Construction is still feverishly under way at Taylor Stadium though. In a new area of reserved seating down the left field line, seat posts are laid where they will soon be installed. Boxes of chair backs sit unopened in the top row of the new grandstand.

On top of the McArtor facility, where one day Jamieson imagines fans will drink alcohol and watch games from a club, there’s a fresh new concrete floor.

The crown jewel of the facility will be the football shaped locker room. It’s no accident there are no corners in the room. Jackson said staff wanted each player to see everyone in the room.

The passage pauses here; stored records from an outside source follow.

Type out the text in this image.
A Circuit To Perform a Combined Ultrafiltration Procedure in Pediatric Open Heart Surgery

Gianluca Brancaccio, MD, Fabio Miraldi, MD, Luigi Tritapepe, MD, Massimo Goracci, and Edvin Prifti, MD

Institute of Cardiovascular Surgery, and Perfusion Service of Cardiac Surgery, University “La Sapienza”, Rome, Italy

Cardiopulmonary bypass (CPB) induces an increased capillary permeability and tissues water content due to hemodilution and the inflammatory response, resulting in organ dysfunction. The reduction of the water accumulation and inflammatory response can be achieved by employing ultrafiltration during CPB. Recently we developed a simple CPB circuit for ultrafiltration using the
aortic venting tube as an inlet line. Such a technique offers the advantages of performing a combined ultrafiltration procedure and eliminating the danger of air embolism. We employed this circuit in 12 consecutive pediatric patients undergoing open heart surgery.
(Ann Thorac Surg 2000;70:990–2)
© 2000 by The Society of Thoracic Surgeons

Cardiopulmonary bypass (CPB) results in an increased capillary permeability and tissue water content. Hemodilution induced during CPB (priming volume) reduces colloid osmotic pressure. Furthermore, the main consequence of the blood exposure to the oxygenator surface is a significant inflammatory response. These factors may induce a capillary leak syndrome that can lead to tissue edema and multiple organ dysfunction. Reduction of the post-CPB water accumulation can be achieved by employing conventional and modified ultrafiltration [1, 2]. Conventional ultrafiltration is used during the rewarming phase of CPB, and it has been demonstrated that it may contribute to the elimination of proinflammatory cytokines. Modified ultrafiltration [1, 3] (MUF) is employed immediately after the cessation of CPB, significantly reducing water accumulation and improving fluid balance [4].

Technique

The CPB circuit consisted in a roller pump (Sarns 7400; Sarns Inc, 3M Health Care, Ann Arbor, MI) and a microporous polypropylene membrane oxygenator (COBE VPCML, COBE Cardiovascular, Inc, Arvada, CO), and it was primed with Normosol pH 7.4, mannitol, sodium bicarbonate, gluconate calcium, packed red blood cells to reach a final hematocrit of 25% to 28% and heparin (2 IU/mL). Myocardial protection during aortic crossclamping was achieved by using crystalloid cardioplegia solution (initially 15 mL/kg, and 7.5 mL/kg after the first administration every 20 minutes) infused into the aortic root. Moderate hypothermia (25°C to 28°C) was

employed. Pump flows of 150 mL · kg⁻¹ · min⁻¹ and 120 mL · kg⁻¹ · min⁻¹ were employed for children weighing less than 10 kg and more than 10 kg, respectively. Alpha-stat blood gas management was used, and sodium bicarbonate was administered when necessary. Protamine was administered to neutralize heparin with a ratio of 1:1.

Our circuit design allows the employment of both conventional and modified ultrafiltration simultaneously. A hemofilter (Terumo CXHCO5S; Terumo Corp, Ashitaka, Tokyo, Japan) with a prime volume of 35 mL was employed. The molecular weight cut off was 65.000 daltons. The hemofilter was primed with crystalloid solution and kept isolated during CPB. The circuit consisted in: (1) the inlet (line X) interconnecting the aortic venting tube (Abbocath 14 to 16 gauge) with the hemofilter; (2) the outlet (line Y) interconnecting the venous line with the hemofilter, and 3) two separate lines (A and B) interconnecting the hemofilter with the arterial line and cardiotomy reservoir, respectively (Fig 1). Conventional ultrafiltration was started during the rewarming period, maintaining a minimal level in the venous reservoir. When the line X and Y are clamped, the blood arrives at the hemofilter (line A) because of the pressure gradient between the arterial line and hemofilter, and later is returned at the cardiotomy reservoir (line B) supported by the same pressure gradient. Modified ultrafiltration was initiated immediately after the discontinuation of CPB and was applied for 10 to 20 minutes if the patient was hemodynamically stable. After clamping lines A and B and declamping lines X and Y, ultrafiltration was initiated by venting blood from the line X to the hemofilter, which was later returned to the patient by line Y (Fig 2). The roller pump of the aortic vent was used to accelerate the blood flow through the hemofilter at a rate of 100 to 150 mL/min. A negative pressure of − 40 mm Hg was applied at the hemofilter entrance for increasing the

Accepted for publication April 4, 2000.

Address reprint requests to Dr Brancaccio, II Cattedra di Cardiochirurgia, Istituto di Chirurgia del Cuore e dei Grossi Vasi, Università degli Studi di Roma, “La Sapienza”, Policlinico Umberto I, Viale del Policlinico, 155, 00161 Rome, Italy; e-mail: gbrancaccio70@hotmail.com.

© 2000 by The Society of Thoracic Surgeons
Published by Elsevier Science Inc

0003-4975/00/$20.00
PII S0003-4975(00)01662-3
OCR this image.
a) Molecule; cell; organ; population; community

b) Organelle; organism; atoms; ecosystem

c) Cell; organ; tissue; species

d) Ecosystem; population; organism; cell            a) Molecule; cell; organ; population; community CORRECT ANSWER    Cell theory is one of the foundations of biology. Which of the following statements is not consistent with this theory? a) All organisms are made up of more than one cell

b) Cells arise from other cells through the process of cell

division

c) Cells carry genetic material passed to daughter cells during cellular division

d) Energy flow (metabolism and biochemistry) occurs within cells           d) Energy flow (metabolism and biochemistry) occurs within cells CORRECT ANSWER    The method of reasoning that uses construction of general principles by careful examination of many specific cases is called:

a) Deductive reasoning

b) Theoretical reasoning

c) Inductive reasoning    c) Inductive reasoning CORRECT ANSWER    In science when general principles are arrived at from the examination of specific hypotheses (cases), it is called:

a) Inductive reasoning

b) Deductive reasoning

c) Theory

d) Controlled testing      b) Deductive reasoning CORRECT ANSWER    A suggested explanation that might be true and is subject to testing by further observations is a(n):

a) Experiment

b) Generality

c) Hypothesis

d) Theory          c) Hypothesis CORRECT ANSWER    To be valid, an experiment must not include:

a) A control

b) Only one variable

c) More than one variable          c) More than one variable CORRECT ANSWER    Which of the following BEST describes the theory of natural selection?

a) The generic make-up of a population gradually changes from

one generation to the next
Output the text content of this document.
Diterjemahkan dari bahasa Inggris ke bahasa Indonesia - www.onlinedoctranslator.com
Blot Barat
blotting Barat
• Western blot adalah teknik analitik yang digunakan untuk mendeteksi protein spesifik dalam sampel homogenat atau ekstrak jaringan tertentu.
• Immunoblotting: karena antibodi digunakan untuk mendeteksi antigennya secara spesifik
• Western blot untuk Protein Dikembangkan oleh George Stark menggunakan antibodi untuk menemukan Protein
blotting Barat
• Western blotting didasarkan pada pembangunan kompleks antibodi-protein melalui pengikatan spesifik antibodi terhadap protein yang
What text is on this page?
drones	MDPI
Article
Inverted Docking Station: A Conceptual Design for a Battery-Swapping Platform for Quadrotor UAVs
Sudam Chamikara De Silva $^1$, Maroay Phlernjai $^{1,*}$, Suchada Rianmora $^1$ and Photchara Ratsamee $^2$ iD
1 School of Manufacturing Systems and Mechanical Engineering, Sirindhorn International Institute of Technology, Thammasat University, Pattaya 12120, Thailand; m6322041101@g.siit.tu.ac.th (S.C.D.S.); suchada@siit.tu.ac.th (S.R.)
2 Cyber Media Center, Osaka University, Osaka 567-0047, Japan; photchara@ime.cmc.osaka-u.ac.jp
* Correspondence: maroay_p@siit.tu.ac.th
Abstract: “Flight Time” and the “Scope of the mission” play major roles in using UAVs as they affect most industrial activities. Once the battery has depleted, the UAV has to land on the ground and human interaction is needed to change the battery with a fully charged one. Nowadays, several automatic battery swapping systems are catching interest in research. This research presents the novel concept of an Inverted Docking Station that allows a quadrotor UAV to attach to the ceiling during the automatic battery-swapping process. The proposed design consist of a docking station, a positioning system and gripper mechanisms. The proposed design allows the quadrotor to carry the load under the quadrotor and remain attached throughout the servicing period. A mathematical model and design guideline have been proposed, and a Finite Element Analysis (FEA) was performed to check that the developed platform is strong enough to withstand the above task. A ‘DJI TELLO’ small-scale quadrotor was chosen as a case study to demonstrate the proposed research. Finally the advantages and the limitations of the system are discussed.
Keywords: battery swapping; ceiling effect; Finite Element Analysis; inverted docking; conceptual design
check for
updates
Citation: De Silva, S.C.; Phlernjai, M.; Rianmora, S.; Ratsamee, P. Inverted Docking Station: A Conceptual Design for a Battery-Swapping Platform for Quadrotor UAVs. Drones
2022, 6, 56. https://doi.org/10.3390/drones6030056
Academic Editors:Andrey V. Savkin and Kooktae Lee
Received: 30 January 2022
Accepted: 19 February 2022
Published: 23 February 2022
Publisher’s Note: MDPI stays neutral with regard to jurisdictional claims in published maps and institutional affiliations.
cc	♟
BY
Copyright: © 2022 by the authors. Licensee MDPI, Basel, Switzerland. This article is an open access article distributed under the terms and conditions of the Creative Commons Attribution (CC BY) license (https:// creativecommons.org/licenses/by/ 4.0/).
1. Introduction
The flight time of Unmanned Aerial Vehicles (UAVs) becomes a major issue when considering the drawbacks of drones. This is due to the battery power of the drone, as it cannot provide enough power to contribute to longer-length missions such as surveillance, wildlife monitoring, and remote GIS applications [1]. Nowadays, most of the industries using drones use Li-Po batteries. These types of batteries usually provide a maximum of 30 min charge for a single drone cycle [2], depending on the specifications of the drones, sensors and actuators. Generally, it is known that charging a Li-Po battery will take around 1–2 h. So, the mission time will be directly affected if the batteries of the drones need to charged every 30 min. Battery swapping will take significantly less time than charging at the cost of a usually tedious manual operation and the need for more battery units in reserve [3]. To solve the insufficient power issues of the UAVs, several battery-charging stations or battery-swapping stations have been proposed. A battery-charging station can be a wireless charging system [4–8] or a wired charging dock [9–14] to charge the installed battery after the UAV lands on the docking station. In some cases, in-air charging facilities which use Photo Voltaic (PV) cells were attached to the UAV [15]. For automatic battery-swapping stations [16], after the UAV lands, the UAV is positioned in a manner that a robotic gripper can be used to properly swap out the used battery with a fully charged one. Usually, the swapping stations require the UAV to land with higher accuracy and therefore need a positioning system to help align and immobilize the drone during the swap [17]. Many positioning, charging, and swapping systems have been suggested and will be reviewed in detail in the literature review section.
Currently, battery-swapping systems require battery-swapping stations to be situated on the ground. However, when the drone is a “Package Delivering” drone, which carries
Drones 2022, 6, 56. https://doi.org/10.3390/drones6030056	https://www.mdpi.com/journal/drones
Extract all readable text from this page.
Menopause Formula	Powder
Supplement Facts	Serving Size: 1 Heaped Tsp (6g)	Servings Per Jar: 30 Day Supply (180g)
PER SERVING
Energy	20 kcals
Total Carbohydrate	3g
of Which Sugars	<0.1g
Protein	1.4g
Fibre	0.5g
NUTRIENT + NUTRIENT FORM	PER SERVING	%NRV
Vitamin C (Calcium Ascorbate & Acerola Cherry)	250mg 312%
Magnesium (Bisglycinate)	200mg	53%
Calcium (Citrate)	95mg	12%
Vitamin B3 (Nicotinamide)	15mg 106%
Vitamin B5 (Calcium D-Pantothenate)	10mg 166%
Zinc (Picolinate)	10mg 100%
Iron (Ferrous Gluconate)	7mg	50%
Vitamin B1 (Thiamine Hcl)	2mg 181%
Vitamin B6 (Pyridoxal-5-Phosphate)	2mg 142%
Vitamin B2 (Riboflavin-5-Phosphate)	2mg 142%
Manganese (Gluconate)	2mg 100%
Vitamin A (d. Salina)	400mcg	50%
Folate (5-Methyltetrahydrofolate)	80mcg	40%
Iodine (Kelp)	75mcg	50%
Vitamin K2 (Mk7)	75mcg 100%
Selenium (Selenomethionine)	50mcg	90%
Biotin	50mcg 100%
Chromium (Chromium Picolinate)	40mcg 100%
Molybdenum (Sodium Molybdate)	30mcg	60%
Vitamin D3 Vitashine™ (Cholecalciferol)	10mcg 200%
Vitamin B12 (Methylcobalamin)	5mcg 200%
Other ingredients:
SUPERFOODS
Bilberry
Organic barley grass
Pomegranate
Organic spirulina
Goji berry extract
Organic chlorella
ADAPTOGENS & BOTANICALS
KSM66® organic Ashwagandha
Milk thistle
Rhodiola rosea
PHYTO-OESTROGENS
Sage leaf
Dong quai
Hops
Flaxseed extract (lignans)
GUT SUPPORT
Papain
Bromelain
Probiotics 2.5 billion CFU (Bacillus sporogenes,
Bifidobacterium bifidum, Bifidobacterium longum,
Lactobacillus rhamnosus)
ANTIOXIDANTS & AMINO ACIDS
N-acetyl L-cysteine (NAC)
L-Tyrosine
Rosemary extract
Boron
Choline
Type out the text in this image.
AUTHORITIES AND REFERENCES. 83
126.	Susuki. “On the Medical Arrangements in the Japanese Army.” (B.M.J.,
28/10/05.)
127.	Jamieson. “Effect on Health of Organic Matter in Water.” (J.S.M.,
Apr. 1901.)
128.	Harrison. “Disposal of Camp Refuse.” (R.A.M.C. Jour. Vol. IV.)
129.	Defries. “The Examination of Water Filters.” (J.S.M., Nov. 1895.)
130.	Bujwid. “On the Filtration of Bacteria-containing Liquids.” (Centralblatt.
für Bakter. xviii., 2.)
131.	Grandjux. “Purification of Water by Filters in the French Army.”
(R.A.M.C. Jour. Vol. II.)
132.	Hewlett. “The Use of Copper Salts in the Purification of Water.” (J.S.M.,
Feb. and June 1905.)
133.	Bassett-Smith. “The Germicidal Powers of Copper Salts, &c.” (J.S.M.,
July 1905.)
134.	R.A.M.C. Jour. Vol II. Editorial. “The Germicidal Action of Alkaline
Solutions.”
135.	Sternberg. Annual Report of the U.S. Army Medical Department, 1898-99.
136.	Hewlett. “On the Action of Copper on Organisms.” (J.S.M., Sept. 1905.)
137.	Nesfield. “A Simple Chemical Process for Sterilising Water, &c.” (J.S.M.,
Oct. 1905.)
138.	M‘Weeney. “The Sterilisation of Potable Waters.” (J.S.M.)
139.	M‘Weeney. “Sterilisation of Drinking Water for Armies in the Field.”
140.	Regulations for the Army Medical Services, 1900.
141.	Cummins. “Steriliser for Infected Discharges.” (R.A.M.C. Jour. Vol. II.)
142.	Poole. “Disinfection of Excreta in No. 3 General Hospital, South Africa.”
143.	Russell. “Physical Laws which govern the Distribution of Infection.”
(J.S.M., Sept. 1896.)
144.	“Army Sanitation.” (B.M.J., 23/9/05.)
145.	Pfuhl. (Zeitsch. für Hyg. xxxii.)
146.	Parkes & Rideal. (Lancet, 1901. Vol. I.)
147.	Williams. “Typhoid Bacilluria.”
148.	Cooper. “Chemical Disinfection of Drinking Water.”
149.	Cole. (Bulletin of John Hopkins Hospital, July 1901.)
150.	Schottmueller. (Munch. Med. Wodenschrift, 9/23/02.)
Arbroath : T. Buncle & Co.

A month ago the ceiling had a massive hole in it. Now a black tiger head looms over a backlit yellow backdrop. In the locker room, the floor is still bare; lockers barely under construction. Still, there are signs the Tigers will be moving in soon. Six TVs covered in plastic and six speakers circle the ceiling of the locker room.

Shawn Davis, MU assistant director of strategic communications, says the team hopes the interior of the complex will be complete within the next week.

The addition will not beat the glitz and glam of South Carolina’s 8,242 seat Carolina Stadium, which was built in 2009.  Nor will it make Taylor Stadium fancier than Arkansas’ 10,737 seat Baum Stadium. But it will bring Missouri’s baseball facilities up to par with other SEC schools Jackson says.

“Our goal was to say hey, ‘we’re going to have the nicest facilities on the inside that we can control,’ and I think we’ve accomplished that,” Jackson said.

The bottom line according to Jamieson is that the new facility shows players how committed Missouri is to baseball.

“Anybody that’s played here, they’ve (seen) the differences between what we’ve had and what our opponents have had, “ Jamieson said.

Now Taylor Stadium feels like a minor league park. According to Jackson, it has that “big time” feel that players want.

“The whole thing with kids these days is how can we feel as big time as possible?” Jackson said. Now you’re going to walk into a big league facility and say, ‘Ok, this is something I’m proud of’.”